Monica was born in Tagaste, present-day Algeria, in AD 331. She was married off to a pagan named Patricius, who respected his wife’s Christian faith, though only up to a point, for he would not allow her to baptize their three children, Augustine, Navigius, and Perpetua. Monica prayed fervently for the conversion of her husband and mother-in-law, who shared her son’s pagan faith and violent temper. Finally, in the last year of Patricius’ life, Monica succeeded in bringing him and his mother to faith in Christ.

She was successful, as well, in passing on the faith to her two younger children, both of whom entered religious life. Augustine, however, rejected his mother’s Christian faith and embraced Manicheanism, a religion to which he was introduced during his studies in Carthage that believed creation was caught up in a struggle between light and darkness, good and evil. Darkness ruled the temporal world, and when one died, he or she was transferred into the light.

When Augustine shared his beliefs with his mother, she threw him out of her house. Inspired by a vision, however, she sought reconciliation with her son and never stopped praying for his conversion. She sought the advise of her bishop, who told her that, “the child of those tears shall never perish.” Monica traveled to Rome to be with Augustine, only to discover that he had moved to Milan. Arriving in Milan, Monica became friends with the local bishop, St. Ambrose, who would play a significant role in the conversion of her son. Augustine had been unimpressed with what he regarded as the unintelligent and dim-witted arguments set forth in defense of Christianity by the Christians he had met, as well as the insistence of some to interpret the Scriptures in only a very literal sense. But, Ambrose was a learned man, and his sermons impressed Augustine both with their explanation and defense of the faith and in their expoundings on the Scriptures. It was Ambrose who convinced Augustine of the truth of the Christian faith and who baptized him, much to the delight and relief of Monica.

Mother and son hoped to dedicate their lives to spreading the Gospel in Africa, but it was not to be. Monica died shortly after her son’s conversion, in the city of Civitavecchia, and she was buried in Ostia, Italy. Realizing her end was near, she told Augustine, “Son, nothing in this world now affords me delight. I do not know what there is now left for me to do or why I am still here, all my hopes in this world being now fulfilled.” Her relics reside in the Basilica di Sant’Agostino in Rome.

Monica’s epitaph, from her original resting place in Ostia, survived. It reads:

“Here the most virtuous mother of a young man set her ashes, a second light to your merits, Augustine.
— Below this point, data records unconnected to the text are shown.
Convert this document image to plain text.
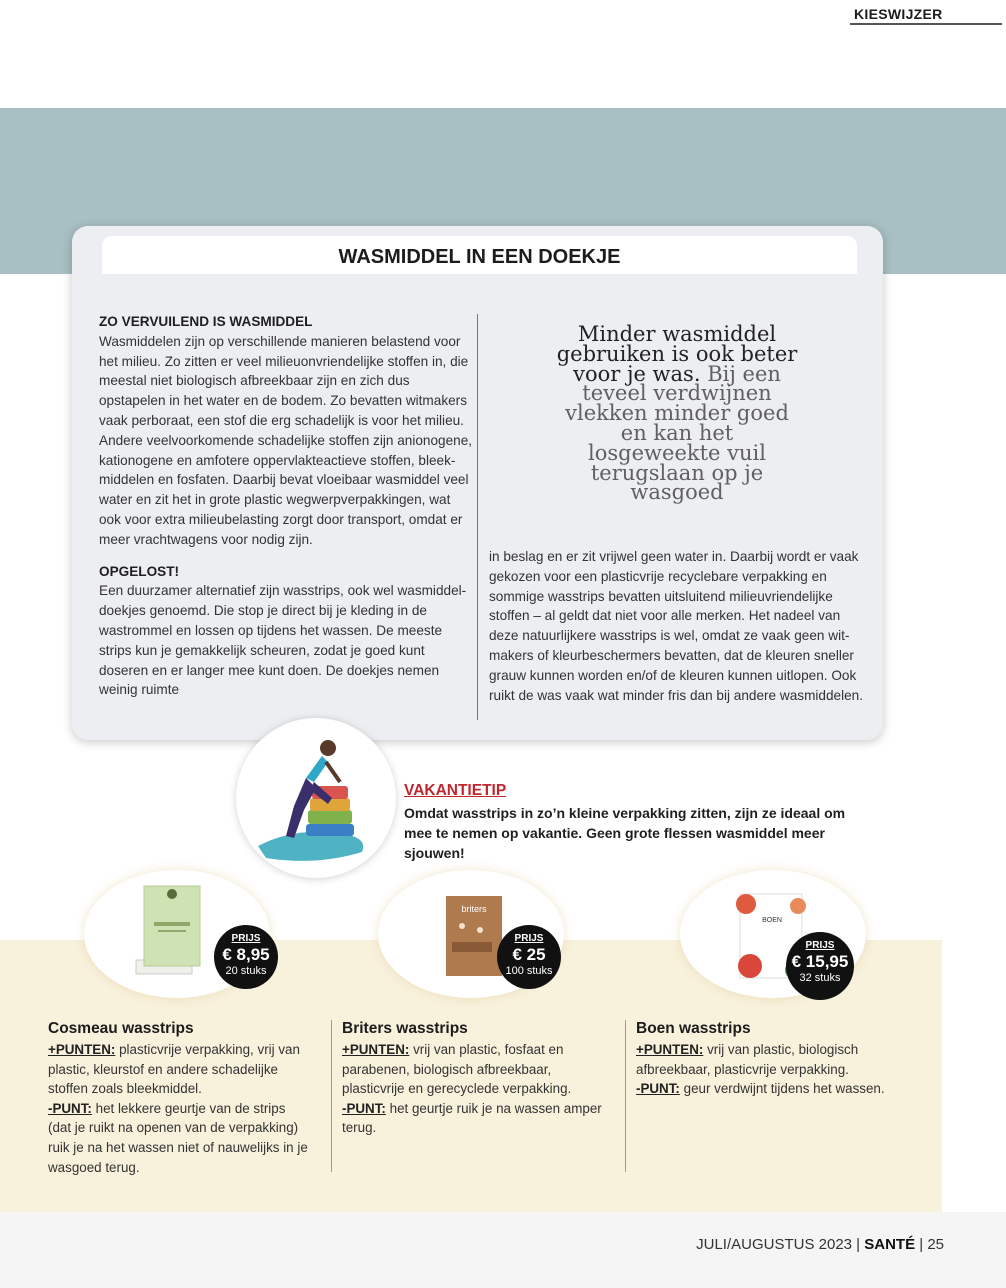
KIESWIJZER
WASMIDDEL IN EEN DOEKJE

ZO VERVUILEND IS WASMIDDEL

Wasmiddelen zijn op verschillende manieren belastend voor het milieu. Zo zitten er veel milieuonvriendelijke stoffen in, die meestal niet biologisch afbreekbaar zijn en zich dus opstapelen in het water en de bodem. Zo bevatten witmakers vaak perboraat, een stof die erg schadelijk is voor het milieu.

Andere veelvoorkomende schadelijke stoffen zijn anionogene, kationogene en amfotere oppervlakteactieve stoffen, bleek-middelen en fosfaten. Daarbij bevat vloeibaar wasmiddel veel water en zit het in grote plastic wegwerpverpakkingen, wat ook voor extra milieubelasting zorgt door transport, omdat er meer vrachtwagens voor nodig zijn.

OPGELOST!

Een duurzamer alternatief zijn wasstrips, ook wel wasmiddel-doekjes genoemd. Die stop je direct bij je kleding in de wastrommel en lossen op tijdens het wassen. De meeste strips kun je gemakkelijk scheuren, zodat je goed kunt doseren en er langer mee kunt doen. De doekjes nemen weinig ruimte

Minder wasmiddel gebruiken is ook beter voor je was. Bij een teveel verdwijnen vlekken minder goed en kan het losgeweekte vuil terugslaan op je wasgoed

in beslag en er zit vrijwel geen water in. Daarbij wordt er vaak gekozen voor een plasticvrije recyclebare verpakking en sommige wasstrips bevatten uitsluitend milieuvriendelijke stoffen – al geldt dat niet voor alle merken. Het nadeel van deze natuurlijkere wasstrips is wel, omdat ze vaak geen wit-makers of kleurbeschermers bevatten, dat de kleuren sneller grauw kunnen worden en/of de kleuren kunnen uitlopen. Ook ruikt de was vaak wat minder fris dan bij andere wasmiddelen.

VAKANTIETIP
Omdat wasstrips in zo’n kleine verpakking zitten, zijn ze ideaal om mee te nemen op vakantie. Geen grote flessen wasmiddel meer sjouwen!
PRIJS
€ 8,95
20 stuks
briters
PRIJS
€ 25
100 stuks
BOEN
PRIJS
€ 15,95
32 stuks
Cosmeau wasstrips

+PUNTEN: plasticvrije verpakking, vrij van plastic, kleurstof en andere schadelijke stoffen zoals bleekmiddel.

-PUNT: het lekkere geurtje van de strips (dat je ruikt na openen van de verpakking) ruik je na het wassen niet of nauwelijks in je wasgoed terug.

Briters wasstrips

+PUNTEN: vrij van plastic, fosfaat en parabenen, biologisch afbreekbaar, plasticvrije en gerecyclede verpakking.

-PUNT: het geurtje ruik je na wassen amper terug.

Boen wasstrips

+PUNTEN: vrij van plastic, biologisch afbreekbaar, plasticvrije verpakking.

-PUNT: geur verdwijnt tijdens het wassen.

JULI/AUGUSTUS 2023 | SANTÉ | 25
“As a priest, serving the heavenly laws of peace, you taught [or you teach] the people entrusted to you with your character. A glory greater than the praise of your accomplishments crowns you both – Mother of the Virtues, more fortunate because of her offspring.”

God of mercy, comfort of those in sorrow, the tears of Saint Monica moved you to convert her son Saint Augustine to the faith of Christ. By their prayers, help us to turn from our sins and to find your loving forgiveness.

Grant this through our Lord Jesus Christ, your Son, who lives and reigns with you and the Holy Spirit, one God, for ever and ever.

                                                                     From Christian Prayer: The Liturgy of the Hours

Be Christ for all. Bring Christ to all. See Christ in all.